Public library services support wealth generation as free places to learn, develop and create and as connected community meeting places for entrepreneurs. They contribute significantly to our ambitions for a Fairer Scotland. They’re needed to help us become a smarter Scotland, as places for young people and adults to learn. They’re safe places for local communities, helping them to flourish, become stronger, offering improved opportunities and a better quality of life and they contribute to the health and wellbeing of the nation in all of the above.

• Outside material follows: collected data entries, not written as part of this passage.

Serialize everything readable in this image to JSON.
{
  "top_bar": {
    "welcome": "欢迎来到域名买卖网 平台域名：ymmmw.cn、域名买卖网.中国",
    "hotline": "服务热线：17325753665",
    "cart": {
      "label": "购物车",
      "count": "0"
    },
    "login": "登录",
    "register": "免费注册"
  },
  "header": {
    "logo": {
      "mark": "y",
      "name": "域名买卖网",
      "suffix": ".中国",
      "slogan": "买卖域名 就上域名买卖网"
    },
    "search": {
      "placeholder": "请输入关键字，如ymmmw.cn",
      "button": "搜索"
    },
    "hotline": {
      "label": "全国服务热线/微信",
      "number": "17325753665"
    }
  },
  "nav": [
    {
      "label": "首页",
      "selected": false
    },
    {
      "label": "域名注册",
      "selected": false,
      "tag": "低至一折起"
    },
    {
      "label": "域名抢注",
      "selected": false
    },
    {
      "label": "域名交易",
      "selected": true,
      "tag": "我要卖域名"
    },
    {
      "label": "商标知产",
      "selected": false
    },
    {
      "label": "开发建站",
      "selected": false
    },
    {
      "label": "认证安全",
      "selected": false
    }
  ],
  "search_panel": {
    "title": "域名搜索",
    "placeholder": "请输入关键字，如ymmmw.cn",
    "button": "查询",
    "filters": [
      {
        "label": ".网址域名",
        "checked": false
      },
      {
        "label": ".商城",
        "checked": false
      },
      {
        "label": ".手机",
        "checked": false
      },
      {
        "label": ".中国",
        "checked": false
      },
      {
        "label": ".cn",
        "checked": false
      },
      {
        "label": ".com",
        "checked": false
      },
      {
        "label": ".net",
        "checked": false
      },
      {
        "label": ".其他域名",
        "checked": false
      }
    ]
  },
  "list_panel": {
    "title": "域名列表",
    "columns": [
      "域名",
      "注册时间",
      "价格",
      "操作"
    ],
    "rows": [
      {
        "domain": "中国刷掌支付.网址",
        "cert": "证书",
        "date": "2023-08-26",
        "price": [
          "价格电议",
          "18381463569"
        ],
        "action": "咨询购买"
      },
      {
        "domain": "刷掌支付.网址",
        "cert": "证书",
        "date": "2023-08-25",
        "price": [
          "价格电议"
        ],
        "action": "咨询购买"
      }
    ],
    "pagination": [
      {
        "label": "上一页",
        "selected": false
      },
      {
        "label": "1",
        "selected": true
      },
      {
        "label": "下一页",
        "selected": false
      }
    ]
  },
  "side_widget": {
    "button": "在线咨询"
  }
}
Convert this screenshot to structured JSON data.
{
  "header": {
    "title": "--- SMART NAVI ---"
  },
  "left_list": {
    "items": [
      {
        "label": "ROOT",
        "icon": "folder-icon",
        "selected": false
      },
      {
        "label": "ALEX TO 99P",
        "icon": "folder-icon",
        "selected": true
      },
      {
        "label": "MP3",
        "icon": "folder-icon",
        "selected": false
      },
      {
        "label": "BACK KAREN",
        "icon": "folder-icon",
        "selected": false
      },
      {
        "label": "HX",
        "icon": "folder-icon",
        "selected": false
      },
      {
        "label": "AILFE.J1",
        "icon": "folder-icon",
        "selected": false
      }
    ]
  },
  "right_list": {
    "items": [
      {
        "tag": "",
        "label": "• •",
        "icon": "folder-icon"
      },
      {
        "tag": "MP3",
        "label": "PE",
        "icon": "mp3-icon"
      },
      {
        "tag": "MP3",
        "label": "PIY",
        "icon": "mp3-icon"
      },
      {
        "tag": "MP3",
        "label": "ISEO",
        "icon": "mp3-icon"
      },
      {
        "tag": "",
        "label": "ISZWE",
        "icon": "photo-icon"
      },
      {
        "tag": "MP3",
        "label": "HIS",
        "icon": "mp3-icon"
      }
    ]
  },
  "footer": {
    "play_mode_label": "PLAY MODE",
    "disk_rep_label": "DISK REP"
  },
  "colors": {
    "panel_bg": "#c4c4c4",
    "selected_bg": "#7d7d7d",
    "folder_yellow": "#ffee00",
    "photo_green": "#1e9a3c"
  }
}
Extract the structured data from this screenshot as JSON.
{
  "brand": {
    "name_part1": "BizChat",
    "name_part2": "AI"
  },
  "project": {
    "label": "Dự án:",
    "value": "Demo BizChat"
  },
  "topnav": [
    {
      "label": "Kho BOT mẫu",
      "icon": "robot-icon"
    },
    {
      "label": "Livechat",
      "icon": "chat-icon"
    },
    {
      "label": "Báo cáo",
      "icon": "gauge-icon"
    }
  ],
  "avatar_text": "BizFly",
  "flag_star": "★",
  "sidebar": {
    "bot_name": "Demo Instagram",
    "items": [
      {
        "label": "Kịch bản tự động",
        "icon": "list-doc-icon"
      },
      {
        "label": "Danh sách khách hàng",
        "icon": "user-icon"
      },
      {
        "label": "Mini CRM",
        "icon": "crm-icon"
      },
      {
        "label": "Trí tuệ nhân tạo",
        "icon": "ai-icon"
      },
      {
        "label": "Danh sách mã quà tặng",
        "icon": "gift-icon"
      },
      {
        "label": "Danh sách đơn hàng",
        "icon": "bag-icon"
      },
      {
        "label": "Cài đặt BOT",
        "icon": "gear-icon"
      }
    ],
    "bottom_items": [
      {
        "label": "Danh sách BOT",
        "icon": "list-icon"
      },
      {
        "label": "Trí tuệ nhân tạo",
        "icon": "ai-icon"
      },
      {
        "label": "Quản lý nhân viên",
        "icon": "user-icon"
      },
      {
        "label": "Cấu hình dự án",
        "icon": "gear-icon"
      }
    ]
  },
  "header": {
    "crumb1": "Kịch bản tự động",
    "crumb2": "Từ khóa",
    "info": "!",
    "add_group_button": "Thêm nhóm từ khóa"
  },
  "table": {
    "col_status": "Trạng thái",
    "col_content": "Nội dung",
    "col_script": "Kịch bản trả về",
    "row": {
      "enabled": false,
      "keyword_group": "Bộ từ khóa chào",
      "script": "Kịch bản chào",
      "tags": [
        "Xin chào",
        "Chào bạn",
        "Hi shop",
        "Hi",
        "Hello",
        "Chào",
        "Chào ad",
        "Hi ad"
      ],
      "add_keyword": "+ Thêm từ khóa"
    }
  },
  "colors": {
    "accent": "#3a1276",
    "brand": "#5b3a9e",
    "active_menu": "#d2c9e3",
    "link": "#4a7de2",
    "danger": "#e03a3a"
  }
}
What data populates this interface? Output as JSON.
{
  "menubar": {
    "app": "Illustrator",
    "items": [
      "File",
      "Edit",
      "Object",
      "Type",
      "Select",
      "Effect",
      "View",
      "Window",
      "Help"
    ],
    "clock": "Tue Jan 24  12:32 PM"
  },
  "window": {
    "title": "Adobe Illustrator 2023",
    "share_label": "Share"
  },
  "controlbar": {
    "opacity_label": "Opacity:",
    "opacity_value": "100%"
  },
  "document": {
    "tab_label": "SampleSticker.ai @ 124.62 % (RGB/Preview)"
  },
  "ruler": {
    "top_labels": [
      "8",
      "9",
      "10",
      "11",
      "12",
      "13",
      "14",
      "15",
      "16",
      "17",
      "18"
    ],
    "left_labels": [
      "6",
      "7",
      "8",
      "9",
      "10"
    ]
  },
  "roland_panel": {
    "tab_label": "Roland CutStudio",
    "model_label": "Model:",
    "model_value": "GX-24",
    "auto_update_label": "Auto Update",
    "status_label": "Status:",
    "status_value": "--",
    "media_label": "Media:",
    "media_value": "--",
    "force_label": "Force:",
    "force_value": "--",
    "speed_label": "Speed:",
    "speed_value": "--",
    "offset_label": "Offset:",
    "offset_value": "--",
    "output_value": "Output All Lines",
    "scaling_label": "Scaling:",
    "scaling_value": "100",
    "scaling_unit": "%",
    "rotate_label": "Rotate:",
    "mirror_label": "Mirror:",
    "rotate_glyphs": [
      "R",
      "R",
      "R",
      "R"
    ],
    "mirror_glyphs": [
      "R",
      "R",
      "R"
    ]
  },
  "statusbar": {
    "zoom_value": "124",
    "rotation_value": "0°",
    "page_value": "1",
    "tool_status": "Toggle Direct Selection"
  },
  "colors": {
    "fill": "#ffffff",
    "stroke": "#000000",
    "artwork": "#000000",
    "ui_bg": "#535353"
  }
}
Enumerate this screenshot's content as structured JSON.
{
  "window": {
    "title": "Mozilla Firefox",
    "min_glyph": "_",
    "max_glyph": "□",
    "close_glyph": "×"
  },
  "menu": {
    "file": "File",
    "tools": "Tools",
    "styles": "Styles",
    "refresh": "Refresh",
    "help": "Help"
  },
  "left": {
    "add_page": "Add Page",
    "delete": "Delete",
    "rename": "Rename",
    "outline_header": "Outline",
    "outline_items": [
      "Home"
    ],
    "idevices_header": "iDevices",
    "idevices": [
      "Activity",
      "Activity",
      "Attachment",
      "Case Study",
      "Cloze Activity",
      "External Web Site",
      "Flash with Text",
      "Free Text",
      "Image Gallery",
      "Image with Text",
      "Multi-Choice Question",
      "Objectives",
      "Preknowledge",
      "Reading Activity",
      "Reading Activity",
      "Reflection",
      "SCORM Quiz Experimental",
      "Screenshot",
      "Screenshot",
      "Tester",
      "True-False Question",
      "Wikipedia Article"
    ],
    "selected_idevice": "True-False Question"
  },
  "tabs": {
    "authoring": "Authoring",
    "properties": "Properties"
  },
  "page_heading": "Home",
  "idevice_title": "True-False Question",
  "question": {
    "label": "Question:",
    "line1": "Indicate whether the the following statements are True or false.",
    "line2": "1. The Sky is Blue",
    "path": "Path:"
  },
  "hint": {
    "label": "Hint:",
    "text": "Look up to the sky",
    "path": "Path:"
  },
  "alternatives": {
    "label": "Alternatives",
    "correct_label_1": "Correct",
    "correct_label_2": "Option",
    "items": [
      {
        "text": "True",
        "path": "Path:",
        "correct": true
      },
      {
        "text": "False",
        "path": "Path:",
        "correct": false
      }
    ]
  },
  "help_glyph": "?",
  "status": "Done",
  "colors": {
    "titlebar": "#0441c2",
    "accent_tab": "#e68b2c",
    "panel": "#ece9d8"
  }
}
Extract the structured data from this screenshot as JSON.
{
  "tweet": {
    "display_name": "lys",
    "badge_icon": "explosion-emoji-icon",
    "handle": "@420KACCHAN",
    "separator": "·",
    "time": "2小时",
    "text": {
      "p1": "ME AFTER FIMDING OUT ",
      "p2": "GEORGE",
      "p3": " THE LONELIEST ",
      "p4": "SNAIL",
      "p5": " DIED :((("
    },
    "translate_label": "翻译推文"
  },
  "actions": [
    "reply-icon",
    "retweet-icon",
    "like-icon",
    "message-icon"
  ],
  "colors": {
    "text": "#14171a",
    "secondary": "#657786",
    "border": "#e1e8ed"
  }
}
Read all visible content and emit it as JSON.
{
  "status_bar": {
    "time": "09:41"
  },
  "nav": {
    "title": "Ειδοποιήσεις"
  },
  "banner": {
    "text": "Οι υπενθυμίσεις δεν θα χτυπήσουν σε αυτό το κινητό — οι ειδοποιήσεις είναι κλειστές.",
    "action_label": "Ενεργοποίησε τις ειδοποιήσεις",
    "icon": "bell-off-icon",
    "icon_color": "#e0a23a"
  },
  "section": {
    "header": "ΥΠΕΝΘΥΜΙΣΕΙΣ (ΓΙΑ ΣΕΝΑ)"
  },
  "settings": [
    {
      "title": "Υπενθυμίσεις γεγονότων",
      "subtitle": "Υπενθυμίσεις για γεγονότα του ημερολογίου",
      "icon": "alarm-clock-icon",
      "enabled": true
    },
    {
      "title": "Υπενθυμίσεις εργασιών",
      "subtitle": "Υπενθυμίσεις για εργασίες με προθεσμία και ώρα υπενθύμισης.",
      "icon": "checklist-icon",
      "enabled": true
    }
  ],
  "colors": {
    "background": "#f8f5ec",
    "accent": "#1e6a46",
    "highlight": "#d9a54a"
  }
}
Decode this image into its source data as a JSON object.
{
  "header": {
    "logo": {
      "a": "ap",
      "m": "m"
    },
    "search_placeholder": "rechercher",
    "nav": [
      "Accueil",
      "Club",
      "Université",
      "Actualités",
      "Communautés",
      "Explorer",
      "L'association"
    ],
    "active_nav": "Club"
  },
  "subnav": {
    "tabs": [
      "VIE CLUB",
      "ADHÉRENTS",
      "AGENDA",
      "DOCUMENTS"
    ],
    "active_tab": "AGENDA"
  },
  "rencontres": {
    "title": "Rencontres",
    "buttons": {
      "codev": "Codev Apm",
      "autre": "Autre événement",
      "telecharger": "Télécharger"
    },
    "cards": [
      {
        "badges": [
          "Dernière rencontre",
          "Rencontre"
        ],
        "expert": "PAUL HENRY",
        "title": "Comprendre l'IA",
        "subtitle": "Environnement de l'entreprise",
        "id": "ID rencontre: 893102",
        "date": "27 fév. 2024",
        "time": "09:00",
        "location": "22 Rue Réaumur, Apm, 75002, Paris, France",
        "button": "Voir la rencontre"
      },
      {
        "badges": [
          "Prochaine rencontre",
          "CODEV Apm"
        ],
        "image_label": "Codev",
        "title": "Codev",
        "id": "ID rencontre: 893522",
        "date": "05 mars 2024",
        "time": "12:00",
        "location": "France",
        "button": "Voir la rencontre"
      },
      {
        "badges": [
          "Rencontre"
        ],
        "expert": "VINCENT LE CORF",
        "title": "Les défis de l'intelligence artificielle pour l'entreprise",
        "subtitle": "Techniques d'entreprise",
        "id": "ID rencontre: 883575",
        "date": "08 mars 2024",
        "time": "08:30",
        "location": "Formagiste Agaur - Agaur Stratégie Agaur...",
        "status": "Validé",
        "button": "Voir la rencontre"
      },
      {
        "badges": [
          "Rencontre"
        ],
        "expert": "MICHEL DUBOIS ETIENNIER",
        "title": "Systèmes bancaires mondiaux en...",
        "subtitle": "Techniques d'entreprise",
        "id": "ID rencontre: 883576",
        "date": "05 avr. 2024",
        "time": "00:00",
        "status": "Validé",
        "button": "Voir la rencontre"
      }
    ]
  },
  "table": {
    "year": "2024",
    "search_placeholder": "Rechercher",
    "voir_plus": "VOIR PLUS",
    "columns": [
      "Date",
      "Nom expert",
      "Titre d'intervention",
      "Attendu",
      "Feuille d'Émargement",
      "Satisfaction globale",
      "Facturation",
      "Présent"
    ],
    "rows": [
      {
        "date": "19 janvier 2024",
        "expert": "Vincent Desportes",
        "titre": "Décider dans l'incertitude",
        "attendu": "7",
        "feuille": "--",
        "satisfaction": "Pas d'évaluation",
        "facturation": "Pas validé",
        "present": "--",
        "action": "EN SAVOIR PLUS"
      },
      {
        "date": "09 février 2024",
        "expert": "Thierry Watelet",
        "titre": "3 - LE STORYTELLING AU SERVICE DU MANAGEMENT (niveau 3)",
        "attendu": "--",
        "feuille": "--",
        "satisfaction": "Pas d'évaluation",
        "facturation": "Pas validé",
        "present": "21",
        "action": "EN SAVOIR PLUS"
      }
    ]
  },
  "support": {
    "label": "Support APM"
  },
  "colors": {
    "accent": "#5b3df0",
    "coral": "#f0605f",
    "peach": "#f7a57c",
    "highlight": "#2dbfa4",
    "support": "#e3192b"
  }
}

The leadership and advocacy, strategy, planning and management skills, customer focus, service design and marketing abilities of public library service leaders are celebrated, supported and strengthened by the branches, special interest groups and professional development opportunities derived from membership of the Chartered Institute of Library and Information Professionals in Scotland. I’m from an education sector information services background, personally, but one in which I’ve long worked in partnership with public library services, and it’s been a year in which through CILIP in Scotland’s Trustee Board I’ve had the privilege of working more in the wider context. It’s been an interesting, challenging, and rewarding year in which I’ve been inspired by what I’ve seen and heard of in public library services.

In 2016 the profession will face more and different challenges. It’s not too difficult, though, to feel optimism as we face them, because more than ever we’re seeing in the sector the bravery, imagination, innovation and strong leadership needed for us to realise the opportunities which come from change, and develop our ambition to contribute to Scotland’s strategic objectives.